Nature Abstracted
Eddy Burger is a Melbourne based writer, performer and visual artist lately focused on lurid manipulated photos and surreal spontaneous line drawings. His exhibition Nature Abstracted is a collection of artworks that use nature’s natural designs to form works modern and/or abstract, comprised of his photographic abstract rock-design series and his sculptural Mallee root series.
Eddy has been photographing rock designs for decades, primarily along Victoria’s coastal regions, such as Lorne, Apollo Bay and Wye River on the Great Ocean Road. His emphasis is on the amazing designs that can be found in coastal rocks, be they on the shoreline or the cliffs, in sunlight or shade, wet, pale or dark, grey or subtlety coloured, perhaps accompanied by shells, seaweed, sand and animal tracks. Nature did much of the work so Eddy’s job was finding, isolating and cropping to create the perfect composition, accentuated by the manipulation of colour and tone. The aesthetic is of abstract art created by the natural world, yet this series varies from remaining close to the natural colours and tones, which in themselves look marvellous and remarkable, to the totally abstract, void of any semblance of rock, though their designs were created by nature.
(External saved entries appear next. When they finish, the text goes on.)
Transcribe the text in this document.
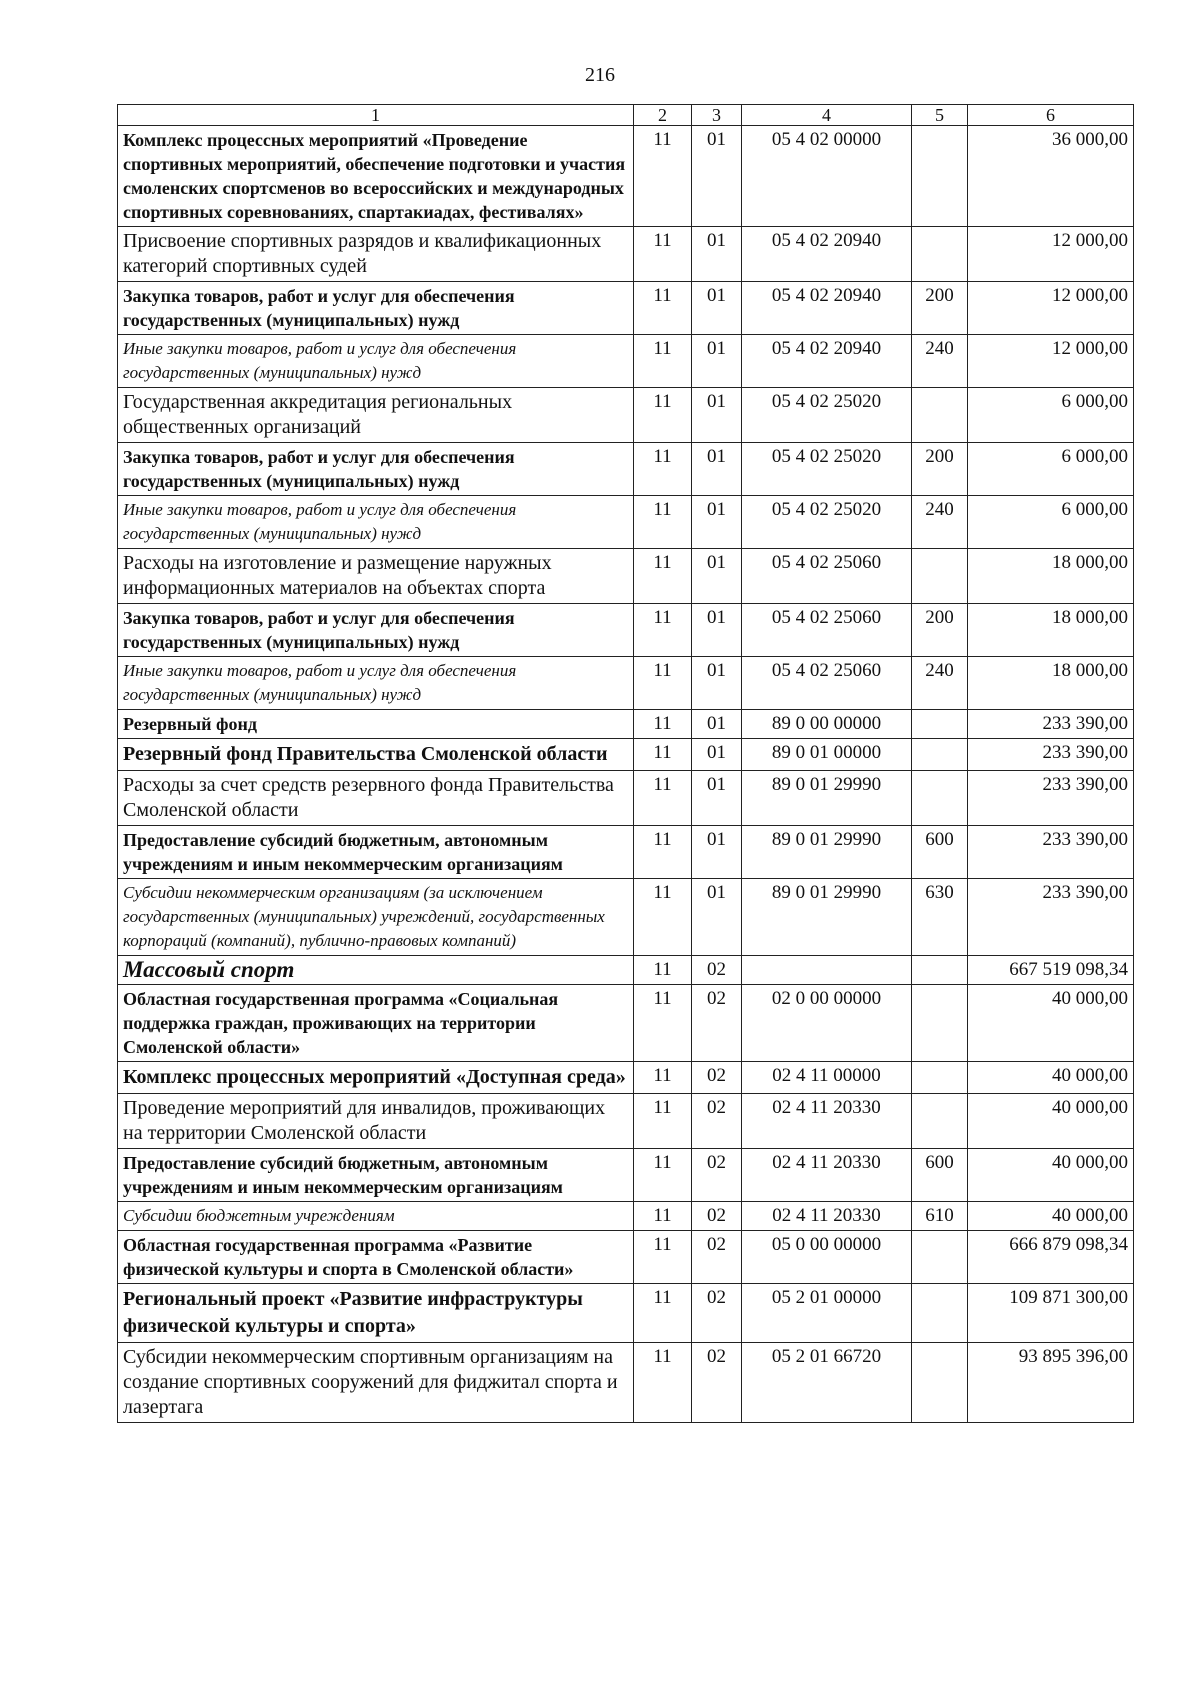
216
1	2	3	4	5	6
Комплекс процессных мероприятий «Проведение спортивных мероприятий, обеспечение подготовки и участия смоленских спортсменов во всероссийских и международных спортивных соревнованиях, спартакиадах, фестивалях»	11	01	05 4 02 00000		36 000,00
Присвоение спортивных разрядов и квалификационных категорий спортивных судей	11	01	05 4 02 20940		12 000,00
Закупка товаров, работ и услуг для обеспечения государственных (муниципальных) нужд	11	01	05 4 02 20940	200	12 000,00
Иные закупки товаров, работ и услуг для обеспечения государственных (муниципальных) нужд	11	01	05 4 02 20940	240	12 000,00
Государственная аккредитация региональных общественных организаций	11	01	05 4 02 25020		6 000,00
Закупка товаров, работ и услуг для обеспечения государственных (муниципальных) нужд	11	01	05 4 02 25020	200	6 000,00
Иные закупки товаров, работ и услуг для обеспечения государственных (муниципальных) нужд	11	01	05 4 02 25020	240	6 000,00
Расходы на изготовление и размещение наружных информационных материалов на объектах спорта	11	01	05 4 02 25060		18 000,00
Закупка товаров, работ и услуг для обеспечения государственных (муниципальных) нужд	11	01	05 4 02 25060	200	18 000,00
Иные закупки товаров, работ и услуг для обеспечения государственных (муниципальных) нужд	11	01	05 4 02 25060	240	18 000,00
Резервный фонд	11	01	89 0 00 00000		233 390,00
Резервный фонд Правительства Смоленской области	11	01	89 0 01 00000		233 390,00
Расходы за счет средств резервного фонда Правительства Смоленской области	11	01	89 0 01 29990		233 390,00
Предоставление субсидий бюджетным, автономным учреждениям и иным некоммерческим организациям	11	01	89 0 01 29990	600	233 390,00
Субсидии некоммерческим организациям (за исключением государственных (муниципальных) учреждений, государственных корпораций (компаний), публично-правовых компаний)	11	01	89 0 01 29990	630	233 390,00
Массовый спорт	11	02			667 519 098,34
Областная государственная программа «Социальная поддержка граждан, проживающих на территории Смоленской области»	11	02	02 0 00 00000		40 000,00
Комплекс процессных мероприятий «Доступная среда»	11	02	02 4 11 00000		40 000,00
Проведение мероприятий для инвалидов, проживающих на территории Смоленской области	11	02	02 4 11 20330		40 000,00
Предоставление субсидий бюджетным, автономным учреждениям и иным некоммерческим организациям	11	02	02 4 11 20330	600	40 000,00
Субсидии бюджетным учреждениям	11	02	02 4 11 20330	610	40 000,00
Областная государственная программа «Развитие физической культуры и спорта в Смоленской области»	11	02	05 0 00 00000		666 879 098,34
Региональный проект «Развитие инфраструктуры физической культуры и спорта»	11	02	05 2 01 00000		109 871 300,00
Субсидии некоммерческим спортивным организациям на создание спортивных сооружений для фиджитал спорта и лазертага	11	02	05 2 01 66720		93 895 396,00
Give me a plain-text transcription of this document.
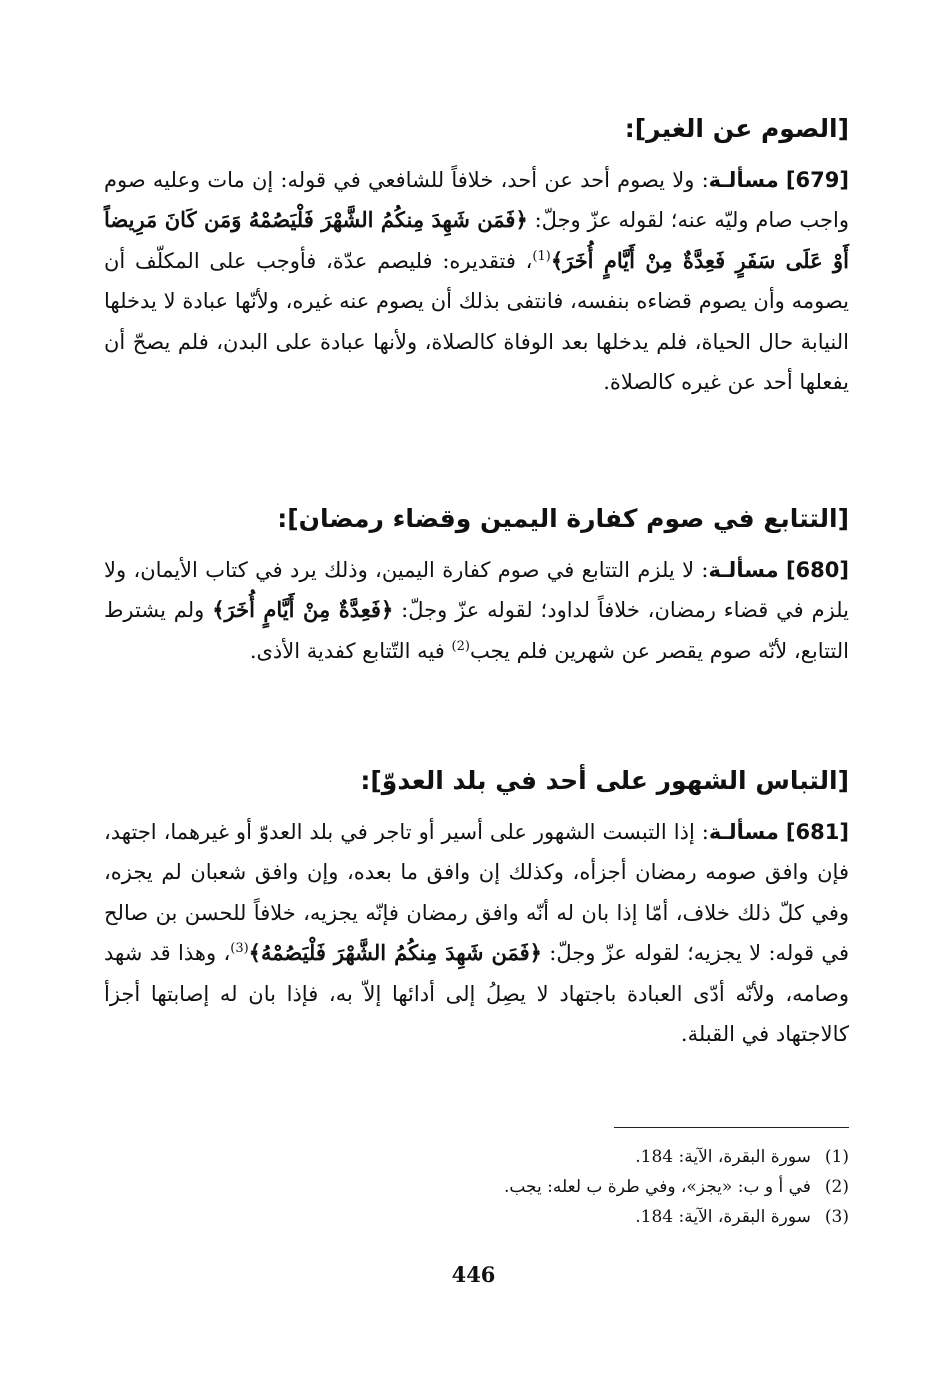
[الصوم عن الغير]:
[679] مسألـة: ولا يصوم أحد عن أحد، خلافاً للشافعي في قوله: إن مات وعليه صوم واجب صام وليّه عنه؛ لقوله عزّ وجلّ: ﴿فَمَن شَهِدَ مِنكُمُ الشَّهْرَ فَلْيَصُمْهُ وَمَن كَانَ مَرِيضاً أَوْ عَلَى سَفَرٍ فَعِدَّةٌ مِنْ أَيَّامٍ أُخَرَ﴾$^{(1)}$، فتقديره: فليصم عدّة، فأوجب على المكلّف أن يصومه وأن يصوم قضاءه بنفسه، فانتفى بذلك أن يصوم عنه غيره، ولأنّها عبادة لا يدخلها النيابة حال الحياة، فلم يدخلها بعد الوفاة كالصلاة، ولأنها عبادة على البدن، فلم يصحّ أن يفعلها أحد عن غيره كالصلاة.
[التتابع في صوم كفارة اليمين وقضاء رمضان]:
[680] مسألـة: لا يلزم التتابع في صوم كفارة اليمين، وذلك يرد في كتاب الأيمان، ولا يلزم في قضاء رمضان، خلافاً لداود؛ لقوله عزّ وجلّ: ﴿فَعِدَّةٌ مِنْ أَيَّامٍ أُخَرَ﴾ ولم يشترط التتابع، لأنّه صوم يقصر عن شهرين فلم يجب$^{(2)}$ فيه التّتابع كفدية الأذى.
[التباس الشهور على أحد في بلد العدوّ]:
[681] مسألـة: إذا التبست الشهور على أسير أو تاجر في بلد العدوّ أو غيرهما، اجتهد، فإن وافق صومه رمضان أجزأه، وكذلك إن وافق ما بعده، وإن وافق شعبان لم يجزه، وفي كلّ ذلك خلاف، أمّا إذا بان له أنّه وافق رمضان فإنّه يجزيه، خلافاً للحسن بن صالح في قوله: لا يجزيه؛ لقوله عزّ وجلّ: ﴿فَمَن شَهِدَ مِنكُمُ الشَّهْرَ فَلْيَصُمْهُ﴾$^{(3)}$، وهذا قد شهد وصامه، ولأنّه أدّى العبادة باجتهاد لا يصِلُ إلى أدائها إلاّ به، فإذا بان له إصابتها أجزأ كالاجتهاد في القبلة.
(1)سورة البقرة، الآية: 184.
(2)في أ و ب: «يجز»، وفي طرة ب لعله: يجب.
(3)سورة البقرة، الآية: 184.
446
Eddy loves playing around with tone, colour and texture using digital manipulation software, often with the intention of making something miraculous out of the ordinary, though these rock designs are far from ordinary. In a previous BlackCat exhibition he produced hundreds of variations of the same image, yet the photos in this exhibition were derived from varied images, still with some duplication but also with more closely cropped, zoomed-in versions that highlight the fact more great compositions can be found if one zooms in or out.
The sculptural component of this exhibition is Eddy’s Mallee Root series. It was created independently of his abstract rock-design series yet both emphasise miraculous beautiful designs found in nature, which eddy then emphasises, manipulates and transforms to varying degrees in order to create something remarkable and/or that looks really good. In many, the wood’s natural colour and patterns are visible, some surfaces polished or varnished, while others are painted, carved and decorated. Eddy sources his roots from firewood stores and has to clean them as well as strip them of bark, which is often shaggy and hides the roots’ remarkable shapes, textures and grain.